Another side-effect often overlooked is the damage to TARP. Wells, with its strong capital position, has the capability to tolerate large losses. With a Wachovia buyout, it will also have the incentive to take the losses to offset profits. Wells has the potential to saturate TARP with bad assets from Wachovia, while selling them at low prices. This not only will limit the Treasury's ability to recapitalize other struggling banks, but continue the deflationary spiral in asset prices.

When Is a Deal a Deal?

The FDIC's behavior in the Wachovia's case raises serious questions about when is a deal a deal? In these times of crisis, it is understandable that the rules will be changed in an attempt to achieve stability. However, changing rules and applying them to the past is clearly delving into an unpalatable, uncharted territory. The FDIC went as far as inserting a clause in the TARP bill which would protect potential suitors (like Wells) from being held in violation of an exclusivity agreement (like Wachovia signed with Citi), if the original deal was backed by the FDIC!

I am sure Lehman shareholders who bet on the long term future of the firm would like to get their money back if they had known that the bailout-fairy was going to take a vacation over that fateful weekend, before rediscovering her benevolent ways and showering AIG with $85B three days later. Similarly investors who bought Citibank stock after the FDIC blessed Citi's purchase of Wachovia, are stuck with a big loss, since it is no longer clear whether C belongs to the chosen group blessed by the Feds as the winner's in this crisis.
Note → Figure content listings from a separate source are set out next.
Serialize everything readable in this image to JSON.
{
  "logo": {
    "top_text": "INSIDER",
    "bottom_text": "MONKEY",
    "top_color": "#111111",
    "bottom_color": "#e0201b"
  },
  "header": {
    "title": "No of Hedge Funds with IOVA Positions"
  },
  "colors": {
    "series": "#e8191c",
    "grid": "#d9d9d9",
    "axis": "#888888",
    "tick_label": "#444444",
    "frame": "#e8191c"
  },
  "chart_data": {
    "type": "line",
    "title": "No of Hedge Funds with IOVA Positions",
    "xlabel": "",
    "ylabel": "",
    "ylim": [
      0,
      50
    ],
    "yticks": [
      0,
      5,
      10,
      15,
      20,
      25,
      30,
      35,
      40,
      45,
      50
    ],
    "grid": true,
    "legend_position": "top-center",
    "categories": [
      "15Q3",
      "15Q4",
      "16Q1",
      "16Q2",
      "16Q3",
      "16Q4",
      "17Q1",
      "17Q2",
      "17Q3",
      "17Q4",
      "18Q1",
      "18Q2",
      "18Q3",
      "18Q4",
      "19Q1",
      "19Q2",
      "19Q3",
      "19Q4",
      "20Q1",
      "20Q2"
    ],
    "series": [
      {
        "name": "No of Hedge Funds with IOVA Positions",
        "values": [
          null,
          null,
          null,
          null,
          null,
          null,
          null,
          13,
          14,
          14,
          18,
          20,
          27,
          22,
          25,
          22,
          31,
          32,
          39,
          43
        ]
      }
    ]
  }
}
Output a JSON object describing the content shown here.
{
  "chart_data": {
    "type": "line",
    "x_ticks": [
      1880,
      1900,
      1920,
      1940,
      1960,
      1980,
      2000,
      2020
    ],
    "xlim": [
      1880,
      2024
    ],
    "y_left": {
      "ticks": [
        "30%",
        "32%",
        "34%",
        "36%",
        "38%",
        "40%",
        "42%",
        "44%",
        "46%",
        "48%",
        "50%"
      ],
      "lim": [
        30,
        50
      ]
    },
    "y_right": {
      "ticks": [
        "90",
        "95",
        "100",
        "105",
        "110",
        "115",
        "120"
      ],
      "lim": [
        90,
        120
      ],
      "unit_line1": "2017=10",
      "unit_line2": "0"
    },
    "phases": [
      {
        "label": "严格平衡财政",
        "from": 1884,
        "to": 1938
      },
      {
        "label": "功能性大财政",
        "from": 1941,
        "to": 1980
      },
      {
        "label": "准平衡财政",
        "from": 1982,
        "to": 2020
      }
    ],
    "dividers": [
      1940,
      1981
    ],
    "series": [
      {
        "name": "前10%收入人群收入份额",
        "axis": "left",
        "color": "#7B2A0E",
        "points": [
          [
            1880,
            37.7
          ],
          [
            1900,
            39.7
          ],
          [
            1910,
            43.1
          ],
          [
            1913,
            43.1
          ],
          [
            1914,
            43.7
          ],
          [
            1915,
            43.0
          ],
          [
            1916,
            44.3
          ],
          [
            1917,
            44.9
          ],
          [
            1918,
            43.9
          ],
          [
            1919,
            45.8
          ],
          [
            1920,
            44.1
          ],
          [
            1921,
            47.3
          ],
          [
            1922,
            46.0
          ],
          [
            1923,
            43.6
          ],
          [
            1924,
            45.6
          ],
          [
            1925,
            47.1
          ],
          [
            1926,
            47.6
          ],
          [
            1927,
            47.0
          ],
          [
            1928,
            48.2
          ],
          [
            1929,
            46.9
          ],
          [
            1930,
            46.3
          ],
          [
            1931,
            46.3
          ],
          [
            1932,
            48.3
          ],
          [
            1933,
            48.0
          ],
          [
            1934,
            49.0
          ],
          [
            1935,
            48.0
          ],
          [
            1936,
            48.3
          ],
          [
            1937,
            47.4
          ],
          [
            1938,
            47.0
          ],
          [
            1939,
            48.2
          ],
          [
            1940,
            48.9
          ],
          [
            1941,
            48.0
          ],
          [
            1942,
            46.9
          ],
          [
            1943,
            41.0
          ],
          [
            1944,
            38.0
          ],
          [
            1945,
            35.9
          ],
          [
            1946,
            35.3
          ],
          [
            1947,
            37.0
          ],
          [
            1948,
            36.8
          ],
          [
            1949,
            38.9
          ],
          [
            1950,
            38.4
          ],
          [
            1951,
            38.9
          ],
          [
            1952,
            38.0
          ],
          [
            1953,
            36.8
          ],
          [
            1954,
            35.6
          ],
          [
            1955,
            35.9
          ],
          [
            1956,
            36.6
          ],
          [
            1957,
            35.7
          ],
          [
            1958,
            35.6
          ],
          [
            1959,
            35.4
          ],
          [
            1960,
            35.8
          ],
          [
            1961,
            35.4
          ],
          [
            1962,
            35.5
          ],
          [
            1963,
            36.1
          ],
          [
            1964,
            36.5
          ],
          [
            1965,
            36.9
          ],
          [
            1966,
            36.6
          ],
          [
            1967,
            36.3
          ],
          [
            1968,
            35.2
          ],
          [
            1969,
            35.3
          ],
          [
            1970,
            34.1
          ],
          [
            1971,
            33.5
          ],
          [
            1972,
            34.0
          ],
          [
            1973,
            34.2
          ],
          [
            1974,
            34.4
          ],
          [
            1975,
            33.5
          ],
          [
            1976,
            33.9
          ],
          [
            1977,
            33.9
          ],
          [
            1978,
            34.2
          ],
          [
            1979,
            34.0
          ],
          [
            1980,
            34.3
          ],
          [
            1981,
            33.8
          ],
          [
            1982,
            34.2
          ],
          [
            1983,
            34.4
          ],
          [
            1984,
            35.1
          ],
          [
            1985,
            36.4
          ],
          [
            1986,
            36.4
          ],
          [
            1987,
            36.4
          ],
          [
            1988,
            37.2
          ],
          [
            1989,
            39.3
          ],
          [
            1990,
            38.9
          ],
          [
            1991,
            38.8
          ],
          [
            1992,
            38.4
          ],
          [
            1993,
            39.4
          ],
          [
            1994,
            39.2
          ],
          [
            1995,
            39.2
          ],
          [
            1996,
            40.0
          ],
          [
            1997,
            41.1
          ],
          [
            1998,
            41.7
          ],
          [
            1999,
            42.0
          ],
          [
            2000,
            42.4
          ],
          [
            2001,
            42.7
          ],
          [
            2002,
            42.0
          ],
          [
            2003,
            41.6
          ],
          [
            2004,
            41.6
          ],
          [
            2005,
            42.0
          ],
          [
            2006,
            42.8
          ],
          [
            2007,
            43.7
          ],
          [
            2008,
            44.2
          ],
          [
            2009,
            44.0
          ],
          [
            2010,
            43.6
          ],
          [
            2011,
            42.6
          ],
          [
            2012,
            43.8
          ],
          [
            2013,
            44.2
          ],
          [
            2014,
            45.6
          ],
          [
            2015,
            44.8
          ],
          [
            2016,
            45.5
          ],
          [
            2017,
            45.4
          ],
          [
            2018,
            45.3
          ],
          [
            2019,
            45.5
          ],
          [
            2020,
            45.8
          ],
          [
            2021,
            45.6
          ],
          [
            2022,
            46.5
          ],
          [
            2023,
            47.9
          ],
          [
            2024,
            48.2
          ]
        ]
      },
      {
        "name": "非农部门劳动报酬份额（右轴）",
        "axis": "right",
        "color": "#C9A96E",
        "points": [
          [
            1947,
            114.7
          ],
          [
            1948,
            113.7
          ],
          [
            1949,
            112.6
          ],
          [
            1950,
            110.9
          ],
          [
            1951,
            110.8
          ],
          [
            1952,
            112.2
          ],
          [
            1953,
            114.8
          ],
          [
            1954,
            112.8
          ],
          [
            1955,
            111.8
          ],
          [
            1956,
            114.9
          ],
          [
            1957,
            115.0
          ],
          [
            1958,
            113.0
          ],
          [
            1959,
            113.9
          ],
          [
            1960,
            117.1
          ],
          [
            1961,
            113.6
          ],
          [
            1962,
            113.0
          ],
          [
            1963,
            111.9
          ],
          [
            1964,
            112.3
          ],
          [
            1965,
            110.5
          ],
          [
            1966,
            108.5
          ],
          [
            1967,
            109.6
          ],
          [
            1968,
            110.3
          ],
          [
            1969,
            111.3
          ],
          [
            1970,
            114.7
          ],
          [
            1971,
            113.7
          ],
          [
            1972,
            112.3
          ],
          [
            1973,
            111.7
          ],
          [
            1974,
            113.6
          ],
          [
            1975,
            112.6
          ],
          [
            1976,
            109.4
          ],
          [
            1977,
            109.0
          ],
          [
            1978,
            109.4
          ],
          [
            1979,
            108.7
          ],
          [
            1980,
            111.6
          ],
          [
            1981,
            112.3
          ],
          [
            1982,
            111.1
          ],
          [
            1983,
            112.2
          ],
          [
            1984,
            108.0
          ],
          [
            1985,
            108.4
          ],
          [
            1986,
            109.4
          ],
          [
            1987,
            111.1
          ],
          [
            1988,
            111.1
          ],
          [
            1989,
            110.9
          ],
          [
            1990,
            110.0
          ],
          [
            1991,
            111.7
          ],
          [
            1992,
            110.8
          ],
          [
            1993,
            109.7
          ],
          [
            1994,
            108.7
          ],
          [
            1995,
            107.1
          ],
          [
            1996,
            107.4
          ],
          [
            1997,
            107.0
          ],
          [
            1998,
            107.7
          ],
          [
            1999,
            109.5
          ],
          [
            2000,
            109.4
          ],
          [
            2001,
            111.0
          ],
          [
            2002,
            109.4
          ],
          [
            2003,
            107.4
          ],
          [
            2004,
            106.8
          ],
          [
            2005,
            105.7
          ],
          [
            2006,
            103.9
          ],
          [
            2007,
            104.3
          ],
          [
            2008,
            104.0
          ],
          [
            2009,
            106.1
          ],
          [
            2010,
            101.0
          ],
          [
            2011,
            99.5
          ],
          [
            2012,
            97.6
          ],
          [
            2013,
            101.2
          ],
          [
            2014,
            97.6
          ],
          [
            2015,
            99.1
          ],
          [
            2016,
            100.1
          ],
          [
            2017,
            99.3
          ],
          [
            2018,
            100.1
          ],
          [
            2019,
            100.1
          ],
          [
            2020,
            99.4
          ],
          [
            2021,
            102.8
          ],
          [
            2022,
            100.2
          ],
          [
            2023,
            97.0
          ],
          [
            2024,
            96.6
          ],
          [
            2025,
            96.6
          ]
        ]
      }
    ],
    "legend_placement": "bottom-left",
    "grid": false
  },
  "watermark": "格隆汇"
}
In case you are wondering, my current list of of the chosen few consists of GS, MS, JPM, BAC & WFC. C will be on this list if it can come away with a good portion of Wachovia. If a contract brokered, blessed and announced by the Feds cannot be trusted, how do the Feds plan to restore trust and confidence in the marketplace?

How about Investments?

Coming back to investments, the equity markets are in a tail-spin. In a news-driven market there are going to be a lot of ups and downs. My strategy is to buy the chosen companies on a large dip (8% intra-day) and simultaneously write covered calls, earning a good premium due to high volatility.

I am also looking at preferred shares of financial firms via the diversified ETF PGF. The strategy again is to buy whenever there is a 5% intra-day dip. These shares have the potential of significant long term capital growth while offering a juicy yield during the current turmoil.